Back to inequality -- this effect also leads to consolidation of more and more wealth at the top by these companies and to geographic consolidation of wealth in the cities where these monster companies are headquartered or have major operations. Today that's San Francisco, Seattle, Los Angeles, and New York. Due to the "law of rent" this forces up real estate costs in these cities, further making it hard for middle class people to build wealth regardless of where they live. Geographic wealth concentration means you face a choice between poor career prospects and living in a city where the real estate market takes all your surplus due to the natural spatial supply limits (land, commute times) that exist for housing.

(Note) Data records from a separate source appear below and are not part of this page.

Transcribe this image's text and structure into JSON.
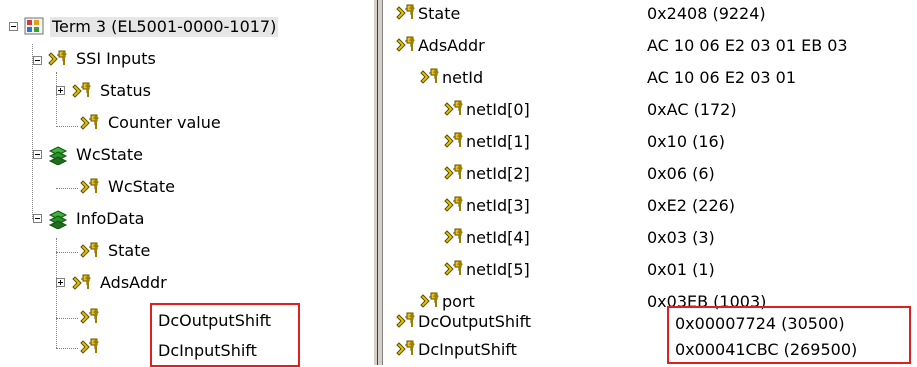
{
  "tree": {
    "root": "Term 3 (EL5001-0000-1017)",
    "ssi_inputs": "SSI Inputs",
    "status": "Status",
    "counter_value": "Counter value",
    "wcstate_group": "WcState",
    "wcstate": "WcState",
    "infodata": "InfoData",
    "state": "State",
    "adsaddr": "AdsAddr",
    "dc_output_shift": "DcOutputShift",
    "dc_input_shift": "DcInputShift"
  },
  "properties": {
    "rows": [
      {
        "name": "State",
        "value": "0x2408 (9224)"
      },
      {
        "name": "AdsAddr",
        "value": "AC 10 06 E2 03 01 EB 03"
      },
      {
        "name": "netId",
        "value": "AC 10 06 E2 03 01"
      },
      {
        "name": "netId[0]",
        "value": "0xAC (172)"
      },
      {
        "name": "netId[1]",
        "value": "0x10 (16)"
      },
      {
        "name": "netId[2]",
        "value": "0x06 (6)"
      },
      {
        "name": "netId[3]",
        "value": "0xE2 (226)"
      },
      {
        "name": "netId[4]",
        "value": "0x03 (3)"
      },
      {
        "name": "netId[5]",
        "value": "0x01 (1)"
      },
      {
        "name": "port",
        "value": "0x03EB (1003)"
      },
      {
        "name": "DcOutputShift",
        "value": "0x00007724 (30500)"
      },
      {
        "name": "DcInputShift",
        "value": "0x00041CBC (269500)"
      }
    ]
  },
  "colors": {
    "highlight": "#e02020",
    "selection": "#e6e6e6"
  }
}
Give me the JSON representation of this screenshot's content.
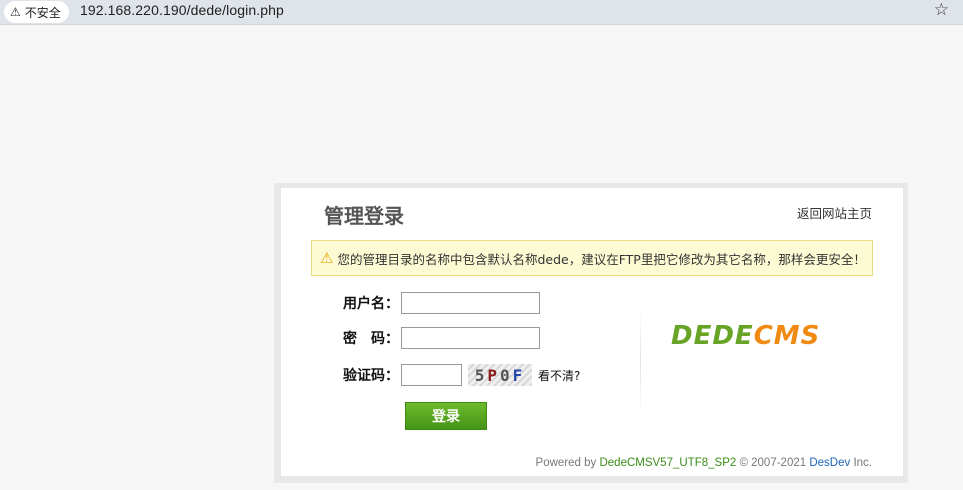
{
  "browser": {
    "security_label": "不安全",
    "url": "192.168.220.190/dede/login.php"
  },
  "login": {
    "title": "管理登录",
    "home_link": "返回网站主页",
    "warning": "您的管理目录的名称中包含默认名称dede，建议在FTP里把它修改为其它名称，那样会更安全！",
    "username_label": "用户名：",
    "username_value": "",
    "password_label": "密　码：",
    "password_value": "",
    "captcha_label": "验证码：",
    "captcha_value": "",
    "captcha_chars": [
      "5",
      "P",
      "0",
      "F"
    ],
    "cant_see": "看不清?",
    "submit_label": "登录"
  },
  "logo": {
    "part1": "DEDE",
    "part2": "CMS",
    "colors": {
      "part1": "#67a324",
      "part2": "#f08a12"
    }
  },
  "footer": {
    "powered_by": "Powered by",
    "product": "DedeCMSV57_UTF8_SP2",
    "copyright": "© 2007-2021",
    "company": "DesDev",
    "inc": "Inc."
  },
  "icons": {
    "warning": "warning-triangle-icon",
    "bookmark": "star-icon"
  }
}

Entrepreneurship is a major vehicle for geographic wealth dispersal and for class mobility from the middle class upward. Without entrepreneurship the ranks of the very wealthy become incredibly stagnant and almost like a generational nobility. (Europe has this problem too, though for very different reasons. In Europe the problem is too much cumbersome regulation making it too hard to start new businesses. So Europe has too much government and America has unstoppable mega-corps that crush everything new.)




It's weird to me to see a narrow "pricing approach" towards antitrust being attributed to the Chicago School. I thought the Chicago perspective on antitrust was that it should potentially be applied to markets that aren't "contestable" (i.e. have high barriers to entry) for either structural or regulatory reasons, and in particular, that well-designed regulation could be used in such cases to minimize and constrain the non-contestable portion of a complex, multi-lateral market structure (see e.g. the markets in energy, telcos and the like - IT does not seem all that different), while "carving out" new, more contestable markets that could then sustain a lesser regulatory burden. This seems quite close to the power-focused approach that the "critics" are pursuing, and it's weird that they're being characterized as anti-free-market.


It's possible that as with Keynes' advice about counter-cyclic spending the Chicago school's views on monopoly and antitrust have been distorted by politicians and lobbyists.

In the case of Keynes counter-cyclic spending became "deficits don't matter, always spend more no matter what." In recessions spending goes up and in booms spending goes up. Keynes argued that governments should cut during booms to achieve something at least close to a net balance, but the cutting part is ignored.